Account key creation ideas for Polkadot


#1

We found a trick for using Ed25519 “mini” private keys in schnorr-dalek, meaning users’ “mini” private key consists of 32 bytes of unstructured entropy.

There are no serious problems with BIP39 so we suggest a similar strategy for deriving secret keys in Polkadot. We could however modernize BIP39 in a couple small but straightforward ways:

  • Argon2id should replace PBKDF2. Adam Langely sugests using time=2 and 64mb of memopry for interactive scenarios like this. In principle, one might question if this scenario should truly be considered interactive, but conversely one could imagine running this on relatively constrained devices. We might also improve the argone2rs crate too, especially to ensure we use at least v1.3 since v1.2.1 got weaker.
  • Rejection sampling to support larger wordlists. We could employ rejection sampling from the initial entropy stream to avoid tying ourselves to the list size being a power of two, as BIP39 seemingly requires. We can provide roughly the existing error correction from BIP32, even working in a ring of this order.
  • Actually provide a larger wordlist. We’re discussing enough entropy that users might benefit form using diceware-like word lists with 12.9 bits of entropy per word, as opposed to BIP32’s 11 bits of entropy per word. It’s possible some diceware word lists contained confusable words, but reviews exists at least for English. We might worry that larger wordlists might simply not exist for some languges. It’s also easier to quickly curate shorter lists.

There are also more speculative directions for possible improvements:

  • Improve error correction. Right now BIP39 has only a basic checksum for error correction. We could design schemes that corrected errors by choosing the words using Reed-Solomon, meaning non-systematic word list creation with code words, except naively this limits our word list sizes to finite field sizes, meaning prime powers. We would instead likely run Reed-Solomon separately on each prime power divisor of the word list’s order. We should however evaluate alternatives like other generalisations of Reed-Solomon codes to rings, or even working in a field of slightly larger order and reject choices that fall outside the wordlist.
  • Support multiple Argon2id configurations. We might conceivably support multiple argon2id configurations, if small device constraints become a serious concern. We could select among a few argon2id configuration options using yet another output from the Reed-Solomon code. We’d simply use rejection sampling to choose the user’s desired configuration.

#2

I’ve since learned about BIP39’ requirement that the first four letters determine the word, which makes increasing the word list problematic. There are people who highly value this feature because they can type longer passphrases quickly, but I’d think most people would be confused by this.
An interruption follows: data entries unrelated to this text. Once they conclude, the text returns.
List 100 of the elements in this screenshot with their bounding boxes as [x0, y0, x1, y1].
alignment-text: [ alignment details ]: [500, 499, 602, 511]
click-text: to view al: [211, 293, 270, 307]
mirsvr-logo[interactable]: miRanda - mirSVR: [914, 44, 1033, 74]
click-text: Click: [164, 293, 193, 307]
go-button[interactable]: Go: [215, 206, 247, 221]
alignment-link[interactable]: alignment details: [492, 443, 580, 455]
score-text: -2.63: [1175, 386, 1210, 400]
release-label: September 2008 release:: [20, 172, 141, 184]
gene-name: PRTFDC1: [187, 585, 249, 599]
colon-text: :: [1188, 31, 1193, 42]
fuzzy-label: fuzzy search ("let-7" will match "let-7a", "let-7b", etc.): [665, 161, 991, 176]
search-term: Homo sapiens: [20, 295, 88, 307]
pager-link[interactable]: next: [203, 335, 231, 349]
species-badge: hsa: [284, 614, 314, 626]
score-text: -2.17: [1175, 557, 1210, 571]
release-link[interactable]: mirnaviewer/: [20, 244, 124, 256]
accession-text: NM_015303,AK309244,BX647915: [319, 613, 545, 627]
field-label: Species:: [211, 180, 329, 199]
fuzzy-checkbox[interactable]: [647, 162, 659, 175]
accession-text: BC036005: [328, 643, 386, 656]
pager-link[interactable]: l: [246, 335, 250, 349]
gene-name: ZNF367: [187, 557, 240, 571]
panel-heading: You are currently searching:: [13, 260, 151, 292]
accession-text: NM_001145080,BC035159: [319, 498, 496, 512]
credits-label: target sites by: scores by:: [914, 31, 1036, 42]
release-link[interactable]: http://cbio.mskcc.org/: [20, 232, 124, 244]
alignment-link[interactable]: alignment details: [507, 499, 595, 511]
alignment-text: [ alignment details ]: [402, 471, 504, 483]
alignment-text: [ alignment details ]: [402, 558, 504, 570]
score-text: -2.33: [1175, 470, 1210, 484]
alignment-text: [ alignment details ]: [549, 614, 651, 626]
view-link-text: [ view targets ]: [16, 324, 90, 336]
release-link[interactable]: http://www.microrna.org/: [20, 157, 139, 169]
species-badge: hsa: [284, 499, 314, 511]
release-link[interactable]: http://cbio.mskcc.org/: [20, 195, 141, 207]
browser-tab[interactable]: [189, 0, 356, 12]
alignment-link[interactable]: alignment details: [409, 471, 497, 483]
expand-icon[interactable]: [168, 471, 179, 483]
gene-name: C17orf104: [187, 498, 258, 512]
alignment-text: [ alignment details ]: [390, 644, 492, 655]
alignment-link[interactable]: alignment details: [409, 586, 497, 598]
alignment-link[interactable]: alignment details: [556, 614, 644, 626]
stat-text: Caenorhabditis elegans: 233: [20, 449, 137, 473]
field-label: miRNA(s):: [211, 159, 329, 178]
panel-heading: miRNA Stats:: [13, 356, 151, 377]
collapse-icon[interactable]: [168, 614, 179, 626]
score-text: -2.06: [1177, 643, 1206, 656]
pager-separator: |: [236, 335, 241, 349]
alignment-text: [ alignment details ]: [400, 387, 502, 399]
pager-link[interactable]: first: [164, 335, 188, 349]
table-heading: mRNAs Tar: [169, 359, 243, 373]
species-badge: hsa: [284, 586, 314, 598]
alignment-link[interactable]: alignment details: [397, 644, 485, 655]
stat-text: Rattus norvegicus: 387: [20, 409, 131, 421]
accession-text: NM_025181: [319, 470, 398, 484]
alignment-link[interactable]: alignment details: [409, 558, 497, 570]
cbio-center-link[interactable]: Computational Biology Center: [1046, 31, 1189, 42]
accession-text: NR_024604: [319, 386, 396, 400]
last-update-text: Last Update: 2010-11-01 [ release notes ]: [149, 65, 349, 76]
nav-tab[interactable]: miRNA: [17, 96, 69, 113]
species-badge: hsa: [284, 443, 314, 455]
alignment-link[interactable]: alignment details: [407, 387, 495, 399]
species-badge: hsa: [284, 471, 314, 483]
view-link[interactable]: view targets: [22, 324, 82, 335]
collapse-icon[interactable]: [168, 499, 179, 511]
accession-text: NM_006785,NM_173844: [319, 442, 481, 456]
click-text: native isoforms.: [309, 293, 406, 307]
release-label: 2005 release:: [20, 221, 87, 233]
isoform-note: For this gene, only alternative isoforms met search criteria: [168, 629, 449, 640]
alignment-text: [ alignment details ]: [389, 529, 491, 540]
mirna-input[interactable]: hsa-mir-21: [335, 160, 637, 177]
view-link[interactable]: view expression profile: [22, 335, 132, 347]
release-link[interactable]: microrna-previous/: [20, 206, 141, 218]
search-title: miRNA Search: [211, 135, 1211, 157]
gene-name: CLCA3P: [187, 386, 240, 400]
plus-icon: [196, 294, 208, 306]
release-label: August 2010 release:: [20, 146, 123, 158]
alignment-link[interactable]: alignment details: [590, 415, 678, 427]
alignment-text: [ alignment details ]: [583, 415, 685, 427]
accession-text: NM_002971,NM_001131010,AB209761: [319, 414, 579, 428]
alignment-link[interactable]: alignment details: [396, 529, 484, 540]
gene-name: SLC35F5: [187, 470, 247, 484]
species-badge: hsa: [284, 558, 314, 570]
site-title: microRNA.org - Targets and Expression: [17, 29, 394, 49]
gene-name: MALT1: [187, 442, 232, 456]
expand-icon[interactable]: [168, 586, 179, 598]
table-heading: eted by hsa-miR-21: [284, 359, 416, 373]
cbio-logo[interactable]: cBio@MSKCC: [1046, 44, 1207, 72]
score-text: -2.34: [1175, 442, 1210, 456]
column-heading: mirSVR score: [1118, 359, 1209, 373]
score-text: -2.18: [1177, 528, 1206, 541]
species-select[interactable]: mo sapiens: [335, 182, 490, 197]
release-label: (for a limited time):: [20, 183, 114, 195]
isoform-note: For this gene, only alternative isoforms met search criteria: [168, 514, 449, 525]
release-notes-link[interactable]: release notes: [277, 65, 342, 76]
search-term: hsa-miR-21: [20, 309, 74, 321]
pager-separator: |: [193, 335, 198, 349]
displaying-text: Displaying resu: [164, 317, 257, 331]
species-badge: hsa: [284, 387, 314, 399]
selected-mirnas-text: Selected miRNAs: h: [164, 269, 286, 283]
I wonder however if the word list could treat the diverging words as distinct but related code words in some error correcting code. As an example, we’d have both “quality” and “quantity” so that if you typed only “qua” then this helps the error correcting code narrow down the answer.

We’d treat the prefix special like this to reduce typing, but if few users can exploit that then maybe we should instead manage the word more as a whole, and not make the prefix special. In other word, we’d want the mathematics behind the error correcting code to better model the error correcting qualities found in human language.

We’re talking something kinda strange here. There are no helpful homorphisms from the free group on 26 generators into an abelian group. I know non-abelian error correcting codes exist, but the free group is pretty extreme, and not actually a good model. Instead, we might want error correcting codes that operate on points in a discrete metric-like space, with the metric ultimately being some variant of hamming distance.